Анна сидит, скрестив ноги, на плетеном кресле, смотрит на Коберлинга и предается детским воспоминаниям. «Что-то с тобой было, Коберлинг. Какая-то смешная история, я не могу вспомнить. Я только помню, как ты с моим отцом сидел на кухне, ночи напролет. Эй, Коберлинг. Ты это помнишь?»
Коберлинг молчит, не хочет ей подсказывать. Он мог бы рассказать историю о пощечине. Он мог бы ей рассказать, что за лето, проведенное в деревне, она становилась черной, как негритенок. Он мог бы ей польстить — вспомнить ее детские каламбуры, которые ее папаша-клоун, наполняясь гордостью, записывал в специальную оранжевую тетрадь. Он мог бы сказать, что она была очень тощая, кожа да кости, в то утро, когда она с утра исчезла в лесу и пришла под вечер, исцарапанная, с клещами на икрах. Он мог бы сказать: «Твой отец-клоун оставил тебя в покое. Он дал тебе возможность сделать то, что ты хочешь, и ты тогда исчезла. На целый день. Тебя просто не было, и все, для нас ты не существовала этот день. Наверно, это до сих пор остается для тебя самой сильной травмой».
Но он не хочет ничего говорить. Она его не интересует. Ее папаша-клоун его тоже больше не интересует. Он хочет тут сидеть, молча и чтобы его тоже никто не трогал. Коберлинг закуривает очередную сигарету, он замечает, что все время сидит, стиснув зубы. На гравиевой дорожке появляется Констанц, она идет пританцовывая, она возмутительно беззаботна. «Слишком поздно, — думает Коберлинг, — слишком поздно, моя дорогая, потому что они уже здесь, и уйдут они нескоро».
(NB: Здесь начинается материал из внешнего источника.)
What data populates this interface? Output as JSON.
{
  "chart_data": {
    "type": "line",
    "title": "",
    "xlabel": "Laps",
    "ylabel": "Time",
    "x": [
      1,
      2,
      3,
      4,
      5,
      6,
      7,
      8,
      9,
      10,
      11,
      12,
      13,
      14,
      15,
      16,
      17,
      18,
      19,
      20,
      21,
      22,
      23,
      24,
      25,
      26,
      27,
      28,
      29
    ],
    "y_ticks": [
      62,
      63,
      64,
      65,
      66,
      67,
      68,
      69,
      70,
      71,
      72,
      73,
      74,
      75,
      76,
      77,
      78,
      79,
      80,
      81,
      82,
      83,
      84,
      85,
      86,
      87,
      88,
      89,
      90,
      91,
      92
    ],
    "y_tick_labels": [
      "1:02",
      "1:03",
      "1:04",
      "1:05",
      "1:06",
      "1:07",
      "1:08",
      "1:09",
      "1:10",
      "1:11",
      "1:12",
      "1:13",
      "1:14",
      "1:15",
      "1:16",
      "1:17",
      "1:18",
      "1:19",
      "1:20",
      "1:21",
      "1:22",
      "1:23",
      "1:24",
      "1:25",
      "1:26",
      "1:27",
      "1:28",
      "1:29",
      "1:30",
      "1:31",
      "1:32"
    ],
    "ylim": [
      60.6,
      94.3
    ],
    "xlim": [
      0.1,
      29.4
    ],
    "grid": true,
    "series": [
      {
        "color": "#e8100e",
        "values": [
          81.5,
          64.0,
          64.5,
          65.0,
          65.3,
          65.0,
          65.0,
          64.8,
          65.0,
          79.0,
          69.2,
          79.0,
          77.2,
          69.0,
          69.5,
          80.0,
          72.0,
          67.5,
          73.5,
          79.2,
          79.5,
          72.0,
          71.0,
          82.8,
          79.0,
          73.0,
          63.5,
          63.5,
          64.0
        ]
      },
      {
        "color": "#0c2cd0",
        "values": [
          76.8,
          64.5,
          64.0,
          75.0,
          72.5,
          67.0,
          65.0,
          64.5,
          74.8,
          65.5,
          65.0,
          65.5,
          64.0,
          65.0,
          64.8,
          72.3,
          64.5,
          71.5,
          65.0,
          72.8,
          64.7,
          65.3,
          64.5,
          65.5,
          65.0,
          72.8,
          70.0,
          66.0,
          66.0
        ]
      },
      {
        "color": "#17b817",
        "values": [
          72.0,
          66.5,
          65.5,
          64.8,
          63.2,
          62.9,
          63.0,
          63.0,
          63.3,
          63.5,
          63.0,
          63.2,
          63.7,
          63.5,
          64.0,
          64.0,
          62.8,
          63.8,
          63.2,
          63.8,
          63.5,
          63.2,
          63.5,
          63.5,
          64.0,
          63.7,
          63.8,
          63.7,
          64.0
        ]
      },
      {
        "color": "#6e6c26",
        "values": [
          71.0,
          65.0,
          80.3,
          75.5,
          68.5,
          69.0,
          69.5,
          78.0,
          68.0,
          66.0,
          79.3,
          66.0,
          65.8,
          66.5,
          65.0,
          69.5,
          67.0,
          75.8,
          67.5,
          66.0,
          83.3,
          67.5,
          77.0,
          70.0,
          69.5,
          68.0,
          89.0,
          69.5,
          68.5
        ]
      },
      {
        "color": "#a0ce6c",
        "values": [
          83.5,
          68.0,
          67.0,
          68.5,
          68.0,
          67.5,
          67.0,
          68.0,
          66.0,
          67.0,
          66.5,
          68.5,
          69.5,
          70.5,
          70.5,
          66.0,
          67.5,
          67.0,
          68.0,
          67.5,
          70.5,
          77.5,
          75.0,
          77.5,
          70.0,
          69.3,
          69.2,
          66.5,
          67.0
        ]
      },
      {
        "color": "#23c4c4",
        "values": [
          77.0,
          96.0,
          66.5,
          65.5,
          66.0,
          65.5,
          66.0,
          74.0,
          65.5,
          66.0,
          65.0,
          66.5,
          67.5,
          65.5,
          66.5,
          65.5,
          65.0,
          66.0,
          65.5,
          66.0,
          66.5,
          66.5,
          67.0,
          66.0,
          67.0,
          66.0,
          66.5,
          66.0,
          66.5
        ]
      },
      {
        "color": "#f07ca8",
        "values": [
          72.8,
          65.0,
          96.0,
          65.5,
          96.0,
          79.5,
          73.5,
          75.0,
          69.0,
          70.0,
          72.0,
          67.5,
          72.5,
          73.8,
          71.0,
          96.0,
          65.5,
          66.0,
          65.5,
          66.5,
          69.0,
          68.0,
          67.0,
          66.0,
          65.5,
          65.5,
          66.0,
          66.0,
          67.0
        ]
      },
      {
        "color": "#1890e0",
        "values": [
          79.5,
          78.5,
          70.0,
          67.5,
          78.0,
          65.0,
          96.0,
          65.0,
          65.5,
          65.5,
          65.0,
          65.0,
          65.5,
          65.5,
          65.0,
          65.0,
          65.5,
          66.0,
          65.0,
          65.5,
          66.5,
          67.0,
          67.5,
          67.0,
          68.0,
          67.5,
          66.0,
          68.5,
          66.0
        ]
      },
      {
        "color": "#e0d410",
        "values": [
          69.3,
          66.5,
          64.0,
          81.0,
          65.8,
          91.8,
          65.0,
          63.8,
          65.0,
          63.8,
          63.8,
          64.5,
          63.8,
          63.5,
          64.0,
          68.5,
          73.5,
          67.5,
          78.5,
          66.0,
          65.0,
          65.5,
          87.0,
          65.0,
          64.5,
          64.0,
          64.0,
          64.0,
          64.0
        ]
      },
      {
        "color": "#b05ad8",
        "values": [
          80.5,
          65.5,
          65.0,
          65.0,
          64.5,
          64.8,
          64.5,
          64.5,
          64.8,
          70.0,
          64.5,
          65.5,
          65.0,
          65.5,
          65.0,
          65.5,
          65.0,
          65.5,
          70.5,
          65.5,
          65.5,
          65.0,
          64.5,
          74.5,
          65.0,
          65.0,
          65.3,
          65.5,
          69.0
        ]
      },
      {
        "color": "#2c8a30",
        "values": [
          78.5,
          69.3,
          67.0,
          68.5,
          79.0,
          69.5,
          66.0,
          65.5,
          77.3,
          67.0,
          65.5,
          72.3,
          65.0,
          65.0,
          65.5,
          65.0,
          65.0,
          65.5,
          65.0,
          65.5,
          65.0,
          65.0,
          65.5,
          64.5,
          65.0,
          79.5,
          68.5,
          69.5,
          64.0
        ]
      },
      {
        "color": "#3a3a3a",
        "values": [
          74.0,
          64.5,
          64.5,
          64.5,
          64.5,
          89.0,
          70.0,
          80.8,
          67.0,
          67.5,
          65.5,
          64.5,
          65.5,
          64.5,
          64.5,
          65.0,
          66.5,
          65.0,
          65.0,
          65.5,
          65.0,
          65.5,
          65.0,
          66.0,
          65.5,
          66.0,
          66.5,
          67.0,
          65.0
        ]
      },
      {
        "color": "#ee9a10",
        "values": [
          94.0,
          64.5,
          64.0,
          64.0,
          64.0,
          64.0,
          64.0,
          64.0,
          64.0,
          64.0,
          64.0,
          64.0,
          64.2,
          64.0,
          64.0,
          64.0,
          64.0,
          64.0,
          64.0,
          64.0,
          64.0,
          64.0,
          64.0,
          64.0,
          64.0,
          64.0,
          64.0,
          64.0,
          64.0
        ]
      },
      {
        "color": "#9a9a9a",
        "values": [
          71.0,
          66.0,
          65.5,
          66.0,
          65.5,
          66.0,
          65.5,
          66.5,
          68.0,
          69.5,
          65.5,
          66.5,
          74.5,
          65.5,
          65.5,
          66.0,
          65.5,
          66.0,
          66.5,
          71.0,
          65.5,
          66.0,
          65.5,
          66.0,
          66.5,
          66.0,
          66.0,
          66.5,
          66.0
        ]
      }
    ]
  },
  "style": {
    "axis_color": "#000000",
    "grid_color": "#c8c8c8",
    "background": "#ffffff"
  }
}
Констанц сразу узнает Анну. Улыбается, тихонько хлопает в ладоши, подносит руки к лицу. Смеется. Опускает руки. Коберлинг чувствует отвращение. Он уже заранее знает, что она скажет: «Анна! Такая же маленькая, худенькая Анна, и при этом на пятнадцать лет старше, чем была тогда. Я не могу поверить своим глазам, что это ты сидишь!» Анна сияет, выглядит смущенной, представляет Констанц своего наркомана, робко поглядывает на Коберлинга. Коберлинг откидывается на спинку стула, потом встает и уходит на кухню. Маленькая, худенькая Анна! Бред собачий. Он достает из холодильника оливки, сыр, салями. Нарезает хлеб, открывает вино, все, как тогда. «Сейчас будем ужинать», — думает Коберлинг. Сейчас будем кушать, и что-то сейчас еще будем делать, если бы это была только чертова еда, это было бы еще не так плохо.